Moody's Liquidity-Stress Indicator falls when corporate liquidity appears to improve and rises when it appears to weaken.
"Speculative-grade liquidity continues to improve due to strong credit markets, the recovery in oil and gas, and a growing US economy that is bolstering corporate earnings and cash flow," said Moody's Senior Vice President John Puchalla. "The declining LSI presages a lower US speculative-grade default rate, which we forecast will fall to 2.1% in October 2018 from 3.2% today."

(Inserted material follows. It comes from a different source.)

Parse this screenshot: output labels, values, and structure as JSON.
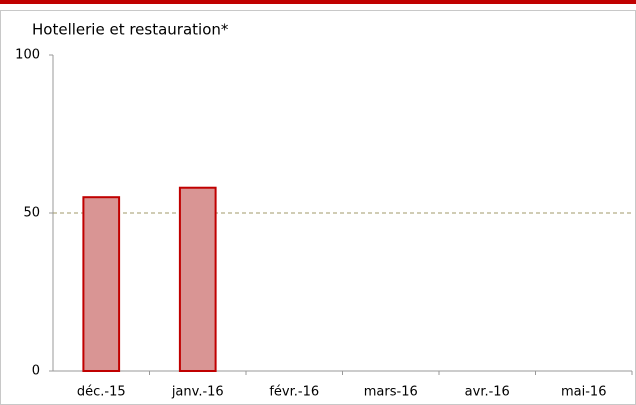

Refinancing are spurring upgrades of Moody's speculative-grade liquidity (SGL) ratings, Puchalla says in "LSI lowers bar on liquidity risks and defaults." So far in November there have five SGL rating upgrades and three downgrades. The upgrades included two energy companies, California Resources Corp. and Pioneer Energy Services, which have both recently completed refinancing. Conversely, among the downgrades was beleaguered department store chain Sears Holdings Corp., which was downgraded to SGL-4 due to weak sales, negative operating cash flow and meaningful 2018 maturities.
Meanwhile, Moody's Covenant-Stress Indicator slipped to 2.3% in October from 2.4% in September, its lowest level since April 2015 and a sign that companies face fairly negligible risk of violating their financial maintenance covenants. Economic growth and the prevalence of covenant-lite loan structures is limiting the risk of covenant violations.